TSR is reviewing every API account to determine the profitability of each. Those that make a good profit will be left intact, whereas those that are not will be renegotiated. Sacks said the company has reviewed 85 percent to 90 percent of the large- to medium-sized accounts.

“TSR is more focused on creating operating cash flow and financial value,” Sacks said. “There was a lot of focus in the previous organization on subscriber numbers.”

Next on the agenda is to fuse the two companies’ billing methods.

“The biggest part of any integration is the billing system, which is where we’re spending a lot of time and effort,” Sacks said.
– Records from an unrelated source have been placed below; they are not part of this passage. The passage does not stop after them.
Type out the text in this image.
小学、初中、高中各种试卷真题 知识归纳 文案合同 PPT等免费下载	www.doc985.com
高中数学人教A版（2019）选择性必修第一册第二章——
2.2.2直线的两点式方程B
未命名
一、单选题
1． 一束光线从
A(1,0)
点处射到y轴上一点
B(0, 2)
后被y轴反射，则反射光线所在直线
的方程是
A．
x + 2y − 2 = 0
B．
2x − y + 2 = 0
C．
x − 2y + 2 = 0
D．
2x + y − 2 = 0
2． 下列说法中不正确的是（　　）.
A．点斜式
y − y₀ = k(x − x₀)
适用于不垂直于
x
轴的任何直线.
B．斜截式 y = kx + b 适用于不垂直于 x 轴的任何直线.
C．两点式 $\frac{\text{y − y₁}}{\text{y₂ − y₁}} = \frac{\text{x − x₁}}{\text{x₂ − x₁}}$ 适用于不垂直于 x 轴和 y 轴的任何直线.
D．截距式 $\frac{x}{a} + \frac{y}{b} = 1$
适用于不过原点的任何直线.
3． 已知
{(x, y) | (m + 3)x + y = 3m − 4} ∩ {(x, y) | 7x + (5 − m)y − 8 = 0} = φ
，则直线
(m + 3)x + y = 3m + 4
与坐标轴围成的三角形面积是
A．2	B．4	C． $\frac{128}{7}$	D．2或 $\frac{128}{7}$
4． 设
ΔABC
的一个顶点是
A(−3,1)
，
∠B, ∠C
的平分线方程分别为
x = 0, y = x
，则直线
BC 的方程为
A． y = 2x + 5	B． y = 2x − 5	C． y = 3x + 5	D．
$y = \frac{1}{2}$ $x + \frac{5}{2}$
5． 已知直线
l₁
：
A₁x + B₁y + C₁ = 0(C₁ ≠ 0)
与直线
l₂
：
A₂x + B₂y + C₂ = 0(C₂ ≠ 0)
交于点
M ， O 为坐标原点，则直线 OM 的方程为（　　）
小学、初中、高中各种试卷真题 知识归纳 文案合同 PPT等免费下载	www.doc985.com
API used its own billing system called PBMS. TSR will do away with that system and switch each office over to the billing system TSR bought from InTouch. Sacks said he wants the billing conversion to proceed slowly, one system at a time, to avoid the problems MobileMedia experienced with MobileComm.

TSR will begin converting systems in markets where the two companies have an overlapping presence. Arizona, where TSR has a strong billing system in place, will be first.

“It reduces the risk. If we have a problem, it’s confined to a small customer base,” he said, adding that the strategy minimizes the effect of any possible billing inconsistencies.

TSR gained footprint in several markets as a result of the acquisition. The company now has a presence in areas of Florida, Minnesota, Missouri, Oklahoma, Utah and Virginia. Converting customers in markets where the two carriers overlap, will be a big effort. In Arizona, for instance, API had a 150 MHz system whereas TSR has a 900 MHz network. But because there is a market for a lower-tier, 150 MHz system there, TSR has no plans to convert those customers.

However, in the Washington D.C./Baltimore market, API has several systems, including 900 MHz, 150 MHz and 450 MHz. Sacks said he plans to marry the two 900 MHz systems, migrate customers from the lower frequency networks to them and remove the sites no longer used.

Besides new markets, Sacks said the API merger brings to TSR a strong direct distribution channel to corporate accounts, something that TSR lacked. “That’s something we’re going to try to learn from,” he said. “They built some good, strong relationships with some big corporations.”

According to Sacks, TSR focused on the reseller distribution channel, a strategy he said will continue, despite the fact that many paging carriers are rethinking their reseller strategy.

“I’d like to believe that we will capture a higher-percent share (of the reseller base) because we give better customer service,” he said.

Finally, should this integration proceed as hoped, Sacks stated that the company would continue with its acquisition strategy to further establish TSR as a major paging player.

“If we can add acquisitions that make sense on a standpoint of complementary distribution channels or (footprint) and don’t have to overpay for it … we’re definitely interested,” he said.